TABLE 75 - Cost-effectiveness of interventions in women aged 75–79 years with a T-score of –2.5 SD and with a previous fracture

Per 100 women.

Assuming no effect on hip or vertebral fractures.

Dominating denotes more health provided at a lower or equal acquisition cost.

Dominated means that less health is provided at a higher or equal acquisition cost.

	Incremental cost compared with no treatment (£)a	Incremental QALYs compared with no treatmenta	Cost per QALY compared with no treatment (£)	95% CI for range in cost per QALY (£)
Vitamin K1	–23,097	5.18	Dominating	Dominating to 9598
Alendronate	–12,784	4.20	Dominating	Dominating to 2716
Risedronate	88,988	4.20	21,187	13,497 to 35,546
Strontium ranelate	143,633	3.23	53,727	27,028 to 265,902
Vitamin K1b	41,125	0.75	54,524	35,361 to dominated

It is seen that both alendronate and vitamin K₁ have relatively low cost per QALY ratios. Incremental analyses suggest that vitamin K₁ is the most cost-effective intervention. The dominance of alendronate and vitamin K₁ is shown in Figure 61. However, it is seen that if the efficacy associated with vitamin K₁ is applicable only to wrist and proximal humerus fractures and not to hip or vertebral fractures then the QALYs gained are dramatically reduced.

FIGURE 61.

Cost-effectiveness acceptability curves for interventions in women aged 75–79 years with a T-score of –2.5 SD and with a previous fracture.

The mean results for each intervention compared with no treatment for women aged 75–79 years with a T-score of –3.0 SD are given in Table 76.

TABLE 76 - Cost-effectiveness of interventions in women aged 75–79 years with a T-score of –3.0 SD and with a previous fracture

Per 100 women.

Assuming no effect on hip or vertebral fractures.

Dominating denotes more health provided at a lower or equal acquisition cost.

Dominated means that less health is provided at a higher or equal acquisition cost.

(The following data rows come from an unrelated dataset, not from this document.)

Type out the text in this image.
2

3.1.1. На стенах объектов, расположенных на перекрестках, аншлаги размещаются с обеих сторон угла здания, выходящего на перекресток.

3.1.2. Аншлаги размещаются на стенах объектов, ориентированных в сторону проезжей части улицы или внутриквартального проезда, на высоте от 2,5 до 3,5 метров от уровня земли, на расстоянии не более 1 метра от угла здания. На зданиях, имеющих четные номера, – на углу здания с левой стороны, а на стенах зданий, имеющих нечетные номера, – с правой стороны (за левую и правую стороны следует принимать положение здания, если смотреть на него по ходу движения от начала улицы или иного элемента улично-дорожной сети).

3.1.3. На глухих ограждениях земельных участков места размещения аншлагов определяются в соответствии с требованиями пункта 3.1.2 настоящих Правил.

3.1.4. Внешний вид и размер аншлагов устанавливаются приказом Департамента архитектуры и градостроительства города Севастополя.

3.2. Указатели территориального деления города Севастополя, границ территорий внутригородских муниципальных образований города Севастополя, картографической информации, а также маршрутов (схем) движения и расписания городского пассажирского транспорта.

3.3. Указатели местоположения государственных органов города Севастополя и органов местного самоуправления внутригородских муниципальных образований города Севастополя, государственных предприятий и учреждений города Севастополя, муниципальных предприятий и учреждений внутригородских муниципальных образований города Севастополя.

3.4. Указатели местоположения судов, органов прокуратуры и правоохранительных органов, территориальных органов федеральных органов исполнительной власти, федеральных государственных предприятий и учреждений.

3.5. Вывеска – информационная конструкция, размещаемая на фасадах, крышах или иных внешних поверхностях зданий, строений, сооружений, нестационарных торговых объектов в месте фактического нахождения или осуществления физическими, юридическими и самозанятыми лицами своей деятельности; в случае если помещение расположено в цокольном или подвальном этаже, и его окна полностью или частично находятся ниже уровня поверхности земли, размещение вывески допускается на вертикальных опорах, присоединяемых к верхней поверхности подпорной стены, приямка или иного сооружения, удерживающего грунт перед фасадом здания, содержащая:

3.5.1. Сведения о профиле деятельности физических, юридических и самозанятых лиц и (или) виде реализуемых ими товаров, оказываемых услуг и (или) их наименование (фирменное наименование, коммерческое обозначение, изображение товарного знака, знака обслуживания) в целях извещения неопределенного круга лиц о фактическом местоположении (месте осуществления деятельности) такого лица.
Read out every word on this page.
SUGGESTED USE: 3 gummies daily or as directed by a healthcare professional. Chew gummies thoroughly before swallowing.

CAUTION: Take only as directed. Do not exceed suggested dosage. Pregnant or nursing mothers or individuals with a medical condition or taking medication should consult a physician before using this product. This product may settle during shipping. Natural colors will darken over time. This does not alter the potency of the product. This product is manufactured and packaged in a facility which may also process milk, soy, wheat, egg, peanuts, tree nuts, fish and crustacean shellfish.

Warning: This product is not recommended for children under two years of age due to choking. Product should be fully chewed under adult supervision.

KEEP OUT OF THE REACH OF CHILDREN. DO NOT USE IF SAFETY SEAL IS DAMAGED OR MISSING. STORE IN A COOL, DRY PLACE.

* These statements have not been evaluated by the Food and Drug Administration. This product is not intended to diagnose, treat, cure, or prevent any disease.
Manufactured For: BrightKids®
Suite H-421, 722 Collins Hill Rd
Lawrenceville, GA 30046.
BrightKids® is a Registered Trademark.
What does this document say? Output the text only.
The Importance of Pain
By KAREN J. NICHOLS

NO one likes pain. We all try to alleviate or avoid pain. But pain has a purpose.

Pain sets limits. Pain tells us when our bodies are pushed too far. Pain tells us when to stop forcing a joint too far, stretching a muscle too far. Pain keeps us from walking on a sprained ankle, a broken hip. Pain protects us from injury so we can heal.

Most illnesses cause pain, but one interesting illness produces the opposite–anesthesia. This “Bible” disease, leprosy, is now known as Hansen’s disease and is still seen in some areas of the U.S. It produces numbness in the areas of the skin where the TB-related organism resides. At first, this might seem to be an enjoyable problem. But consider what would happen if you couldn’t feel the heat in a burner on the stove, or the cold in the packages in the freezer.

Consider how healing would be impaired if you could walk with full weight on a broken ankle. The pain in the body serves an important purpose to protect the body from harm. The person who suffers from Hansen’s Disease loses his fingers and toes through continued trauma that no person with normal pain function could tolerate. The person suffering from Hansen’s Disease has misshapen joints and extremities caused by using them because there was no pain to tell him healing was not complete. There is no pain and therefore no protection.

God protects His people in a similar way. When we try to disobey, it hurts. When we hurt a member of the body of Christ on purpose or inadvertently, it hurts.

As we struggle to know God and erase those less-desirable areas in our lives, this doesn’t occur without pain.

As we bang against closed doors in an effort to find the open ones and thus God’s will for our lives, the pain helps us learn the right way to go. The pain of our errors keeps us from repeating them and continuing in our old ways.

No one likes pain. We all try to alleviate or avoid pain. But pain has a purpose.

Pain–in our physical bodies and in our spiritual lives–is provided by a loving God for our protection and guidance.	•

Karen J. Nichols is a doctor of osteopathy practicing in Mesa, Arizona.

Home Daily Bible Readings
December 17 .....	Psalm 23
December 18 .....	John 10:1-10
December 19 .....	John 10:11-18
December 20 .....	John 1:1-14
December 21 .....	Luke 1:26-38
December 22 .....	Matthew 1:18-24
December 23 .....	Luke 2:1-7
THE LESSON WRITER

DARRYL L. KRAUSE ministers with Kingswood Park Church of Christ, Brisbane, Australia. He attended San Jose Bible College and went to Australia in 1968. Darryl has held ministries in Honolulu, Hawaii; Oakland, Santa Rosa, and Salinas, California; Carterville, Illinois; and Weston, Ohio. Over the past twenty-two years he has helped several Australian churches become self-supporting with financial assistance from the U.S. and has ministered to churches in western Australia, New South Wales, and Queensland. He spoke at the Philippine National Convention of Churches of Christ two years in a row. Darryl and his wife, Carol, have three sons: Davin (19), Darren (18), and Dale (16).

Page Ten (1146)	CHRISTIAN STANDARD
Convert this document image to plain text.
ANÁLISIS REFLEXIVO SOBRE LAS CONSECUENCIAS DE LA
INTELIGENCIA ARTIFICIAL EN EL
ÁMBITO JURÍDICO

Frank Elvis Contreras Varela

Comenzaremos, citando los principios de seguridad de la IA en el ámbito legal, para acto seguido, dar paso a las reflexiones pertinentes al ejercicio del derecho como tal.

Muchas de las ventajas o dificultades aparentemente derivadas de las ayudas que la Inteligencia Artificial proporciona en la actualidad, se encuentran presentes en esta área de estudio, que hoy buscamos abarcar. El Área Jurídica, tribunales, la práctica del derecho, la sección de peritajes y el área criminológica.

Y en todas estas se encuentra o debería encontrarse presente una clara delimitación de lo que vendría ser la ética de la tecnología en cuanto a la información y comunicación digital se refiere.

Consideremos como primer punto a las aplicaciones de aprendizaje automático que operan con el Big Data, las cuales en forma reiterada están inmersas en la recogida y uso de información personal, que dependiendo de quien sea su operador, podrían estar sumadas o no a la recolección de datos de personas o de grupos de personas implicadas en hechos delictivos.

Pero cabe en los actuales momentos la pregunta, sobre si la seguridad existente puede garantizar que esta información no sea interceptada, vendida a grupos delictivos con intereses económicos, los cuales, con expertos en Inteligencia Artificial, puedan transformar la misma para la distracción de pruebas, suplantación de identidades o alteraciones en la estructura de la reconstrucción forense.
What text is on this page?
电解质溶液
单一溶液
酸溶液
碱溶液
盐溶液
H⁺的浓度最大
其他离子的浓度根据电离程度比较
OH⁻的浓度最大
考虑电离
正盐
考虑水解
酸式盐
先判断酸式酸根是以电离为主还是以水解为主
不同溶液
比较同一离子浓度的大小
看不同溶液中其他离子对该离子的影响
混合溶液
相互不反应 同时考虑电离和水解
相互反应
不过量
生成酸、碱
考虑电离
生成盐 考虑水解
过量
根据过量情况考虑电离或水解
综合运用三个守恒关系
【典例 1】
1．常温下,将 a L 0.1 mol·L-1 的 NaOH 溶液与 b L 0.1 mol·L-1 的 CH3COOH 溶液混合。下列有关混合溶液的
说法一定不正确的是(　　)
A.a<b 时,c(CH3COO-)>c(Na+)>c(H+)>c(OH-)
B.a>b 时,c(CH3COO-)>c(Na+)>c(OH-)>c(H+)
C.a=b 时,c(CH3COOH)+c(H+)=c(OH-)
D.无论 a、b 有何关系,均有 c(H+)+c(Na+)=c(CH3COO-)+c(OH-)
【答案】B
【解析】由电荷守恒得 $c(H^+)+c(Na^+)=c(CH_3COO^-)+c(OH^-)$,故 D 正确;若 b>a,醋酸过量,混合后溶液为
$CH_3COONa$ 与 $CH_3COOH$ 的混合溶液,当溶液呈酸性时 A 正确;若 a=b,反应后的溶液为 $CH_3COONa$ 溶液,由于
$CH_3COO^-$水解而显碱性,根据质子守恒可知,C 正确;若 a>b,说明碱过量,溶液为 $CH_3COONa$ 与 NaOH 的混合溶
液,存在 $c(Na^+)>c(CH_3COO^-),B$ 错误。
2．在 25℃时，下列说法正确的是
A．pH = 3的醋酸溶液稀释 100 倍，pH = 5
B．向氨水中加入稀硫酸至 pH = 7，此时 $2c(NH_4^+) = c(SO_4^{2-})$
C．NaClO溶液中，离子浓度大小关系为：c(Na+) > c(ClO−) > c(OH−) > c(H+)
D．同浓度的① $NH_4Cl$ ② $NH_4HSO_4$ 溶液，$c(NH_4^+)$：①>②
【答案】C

	Incremental cost compared with no treatment (£)a	Incremental QALYs compared with no treatmenta	Cost per QALY compared with no treatment (£)	95% CI for range in cost per QALY (£)
Vitamin K1	–58,789	7.54	Dominating	Dominating to 6220
Alendronate	–38,860	6.09	Dominating	Dominating to dominating
Risedronate	62,851	6.09	10,314	4232 to 22,238
Strontium ranelate	134,759	3.85	35,006	13,506 to 295,993
Vitamin K1b	41,503	0.95	43,554	28,397 to dominated

It is seen that both alendronate and vitamin K₁ have relatively low cost per QALY ratios. Incremental analyses suggest that vitamin K₁ is the most cost-effective intervention. The dominance of alendronate and vitamin K₁ is shown in Figure 62. However, it is seen that if the efficacy associated with vitamin K₁ is applicable only to wrist and proximal humerus fractures and not to hip or vertebral fractures then the QALYs gained are dramatically reduced.

FIGURE 62.

Cost-effectiveness acceptability curves for interventions in women aged 75–79 years with a T-score of –3.0 SD and with a previous fracture.